Perhaps the biggest takeaway from the results was the resiliency of sales over the last quarter. Revenue was 3.5% better than the same period a year ago, coming in at $21.8 million, even though analysts were predicting sales to fall by about 10% in the quarter. The gross margin on those better sales slipped from 64.5% all the way to 62.9%. This is a significant slip in margins, but at around 63% a little bit of margin squeezing is not a huge concern.
The additional sales volume was not able to push TASR over to positive earnings because the company greatly increased research and development budgets in preparation for the release of their first new handheld Taser device in six years, the X3. The X3 was released on Monday and has the capability to fire at three different targets without reloading. There have also been improvements made to the safety and consistency of the device. The X3 will retail for $1799 but the company is offering trade in deals for older models. Taser has been working to diversify their product base as well by forging into military grade equipment and wireless devices that can be shot out of a shotgun in addition to other technology devices. Obviously, the firm is looking to grow through various products while upgrading its primary handheld Taser product.
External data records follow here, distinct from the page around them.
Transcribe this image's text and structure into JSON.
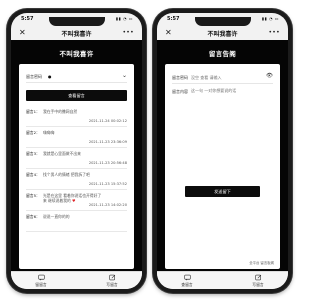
{
  "left_phone": {
    "status": {
      "time": "5:57",
      "signal": "▮▮ ◔ ▭"
    },
    "nav": {
      "close": "✕",
      "title": "不叫我喜许",
      "more": "•••"
    },
    "heading": "不叫我喜许",
    "select": {
      "label": "留言密码",
      "value": "●",
      "chevron": "⌄"
    },
    "view_button": "查看留言",
    "entries": [
      {
        "no": "留言1：",
        "line1": "我在手中的撒网自然",
        "line2": "",
        "time": "2021-11-24 00:02:12"
      },
      {
        "no": "留言2：",
        "line1": "嗨嗨嗨",
        "line2": "",
        "time": "2021-11-23 23:36:09"
      },
      {
        "no": "留言3：",
        "line1": "我就是心里面做不出来",
        "line2": "",
        "time": "2021-11-23 20:56:48"
      },
      {
        "no": "留言4：",
        "line1": "找个男人的情绪 把我拆了吧",
        "line2": "",
        "time": "2021-11-23 15:37:52"
      },
      {
        "no": "留言5：",
        "line1": "光是在这里 看着你说话也开得好了",
        "line2": "来 继续说着我的",
        "time": "2021-11-23 14:02:20"
      },
      {
        "no": "留言6：",
        "line1": "说说一直你的的",
        "line2": "",
        "time": ""
      }
    ],
    "tabs": [
      {
        "label": "留留言"
      },
      {
        "label": "写留言"
      }
    ]
  },
  "right_phone": {
    "status": {
      "time": "5:57",
      "signal": "▮▮ ◔ ▭"
    },
    "nav": {
      "close": "✕",
      "title": "不叫我喜许",
      "more": "•••"
    },
    "heading": "留言告阁",
    "password_field": {
      "label": "留言密码",
      "placeholder": "没空 查看 请输入"
    },
    "content_field": {
      "label": "留言内容",
      "placeholder": "这一句 一对你想要说的话"
    },
    "send_button": "发送留下",
    "footnote": "全平台 留言板阁",
    "tabs": [
      {
        "label": "查留言"
      },
      {
        "label": "写留言"
      }
    ]
  },
  "colors": {
    "dark": "#050505",
    "card": "#ffffff",
    "heart": "#e0262a"
  },
  "icons": [
    "close-icon",
    "more-icon",
    "chevron-down-icon",
    "eye-icon",
    "message-icon",
    "edit-icon"
  ]
}
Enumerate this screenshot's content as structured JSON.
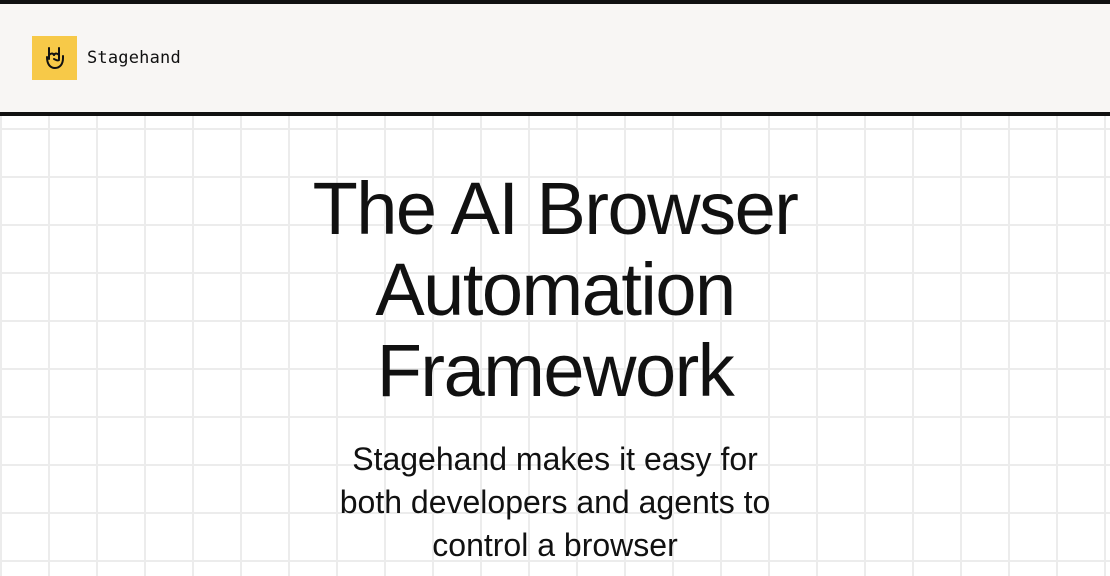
{
  "header": {
    "brand": "Stagehand",
    "logo_icon": "rock-hand-icon"
  },
  "hero": {
    "title_lines": [
      "The AI Browser",
      "Automation",
      "Framework"
    ],
    "subtitle_lines": [
      "Stagehand makes it easy for",
      "both developers and agents to",
      "control a browser"
    ]
  },
  "colors": {
    "accent": "#f7c948",
    "text": "#111111",
    "header_bg": "#f8f6f4",
    "grid": "#ececec"
  }
}
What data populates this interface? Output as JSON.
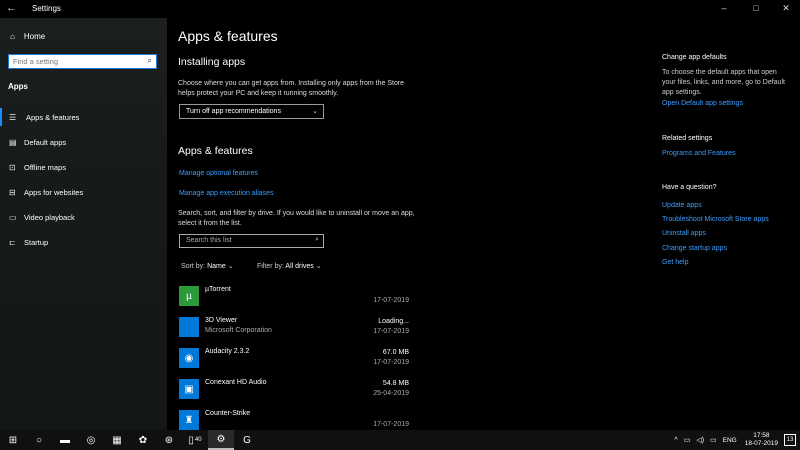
{
  "window": {
    "title": "Settings",
    "back_glyph": "←",
    "minimize": "–",
    "maximize": "□",
    "close": "✕"
  },
  "sidebar": {
    "home_label": "Home",
    "search_placeholder": "Find a setting",
    "section_title": "Apps",
    "items": [
      {
        "label": "Apps & features",
        "icon": "apps-features-icon",
        "glyph": "☰",
        "active": true
      },
      {
        "label": "Default apps",
        "icon": "default-apps-icon",
        "glyph": "▤"
      },
      {
        "label": "Offline maps",
        "icon": "offline-maps-icon",
        "glyph": "⊡"
      },
      {
        "label": "Apps for websites",
        "icon": "apps-websites-icon",
        "glyph": "⊟"
      },
      {
        "label": "Video playback",
        "icon": "video-playback-icon",
        "glyph": "▭"
      },
      {
        "label": "Startup",
        "icon": "startup-icon",
        "glyph": "⊏"
      }
    ]
  },
  "main": {
    "title": "Apps & features",
    "installing": {
      "heading": "Installing apps",
      "description": "Choose where you can get apps from. Installing only apps from the Store helps protect your PC and keep it running smoothly.",
      "select_value": "Turn off app recommendations"
    },
    "apps_features": {
      "heading": "Apps & features",
      "link_optional": "Manage optional features",
      "link_aliases": "Manage app execution aliases",
      "filter_description": "Search, sort, and filter by drive. If you would like to uninstall or move an app, select it from the list.",
      "search_placeholder": "Search this list",
      "sort_label": "Sort by:",
      "sort_value": "Name",
      "filter_label": "Filter by:",
      "filter_value": "All drives"
    },
    "apps": [
      {
        "name": "µTorrent",
        "publisher": "",
        "size": "",
        "date": "17-07-2019",
        "icon": "utorrent-icon",
        "glyph": "µ",
        "color": "#2a9a3a"
      },
      {
        "name": "3D Viewer",
        "publisher": "Microsoft Corporation",
        "size": "Loading...",
        "date": "17-07-2019",
        "icon": "3d-viewer-icon",
        "glyph": "",
        "color": "#0078d7"
      },
      {
        "name": "Audacity 2.3.2",
        "publisher": "",
        "size": "67.0 MB",
        "date": "17-07-2019",
        "icon": "audacity-icon",
        "glyph": "◉",
        "color": "#0078d7"
      },
      {
        "name": "Conexant HD Audio",
        "publisher": "",
        "size": "54.8 MB",
        "date": "25-04-2019",
        "icon": "conexant-audio-icon",
        "glyph": "▣",
        "color": "#0078d7"
      },
      {
        "name": "Counter-Strike",
        "publisher": "",
        "size": "",
        "date": "17-07-2019",
        "icon": "counter-strike-icon",
        "glyph": "♜",
        "color": "#0078d7"
      }
    ]
  },
  "right": {
    "defaults_heading": "Change app defaults",
    "defaults_text": "To choose the default apps that open your files, links, and more, go to Default app settings.",
    "defaults_link": "Open Default app settings",
    "related_heading": "Related settings",
    "related_link": "Programs and Features",
    "question_heading": "Have a question?",
    "links": [
      "Update apps",
      "Troubleshoot Microsoft Store apps",
      "Uninstall apps",
      "Change startup apps",
      "Get help"
    ]
  },
  "taskbar": {
    "buttons": [
      {
        "name": "start-icon",
        "glyph": "⊞"
      },
      {
        "name": "cortana-icon",
        "glyph": "○"
      },
      {
        "name": "file-explorer-icon",
        "glyph": "▬"
      },
      {
        "name": "chrome-icon",
        "glyph": "◎"
      },
      {
        "name": "media-app-icon",
        "glyph": "▦"
      },
      {
        "name": "app-icon",
        "glyph": "✿"
      },
      {
        "name": "steam-icon",
        "glyph": "⊛"
      },
      {
        "name": "badge-app-icon",
        "glyph": "▯",
        "badge": "40"
      },
      {
        "name": "settings-icon",
        "glyph": "⚙",
        "active": true
      },
      {
        "name": "logitech-icon",
        "glyph": "G"
      }
    ],
    "tray_up": "^",
    "tray_net": "▭",
    "tray_vol": "◁)",
    "tray_usb": "▭",
    "language": "ENG",
    "time": "17:58",
    "date": "18-07-2019",
    "notifications": "13"
  }
}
Taser has had to deal with probably its fair share of negative publicity over the years, as with the don’t taze me bro episode. From an equity perspective, we think that Taser is slightly Undervalued at current levels, and the products unveiled so far this year could provide a nice path to growth. This is an extremely difficult time for police and other law enforcement departments to spend money, so the $1799 price tag could for each new X3 could be a tough sale right now. However, depending on how aggressive Taser wants to be they could trim their still healthy margin to drive sales higher. Our methodology rarely looks kindly on stocks that are losing money, or that are hovering around the break even each quarter like Taser does. So, that should tell you that the price has to be pretty attractive for us to recommend a stock such as Taser.
Our analysis suggest that the downside is fairly minimal, and the upside potential is compelling. As Taser could fall as far as $4.50, but with current fundamentals and significant growth potential the stock could double over the next year. There are challenges ahead for Taser that could stunt growth in the near future, but over the long term we think non-lethal force is are not going away and Taser is the household name in that industry. Because of the size of the company and the possibility (how ever remote) that the new products could flop, this stock has a speculative feel to it. The fact that the stock is down 5% in afternoon trading, after reporting a better than expected quarter, looks like an opportunity for long term investors.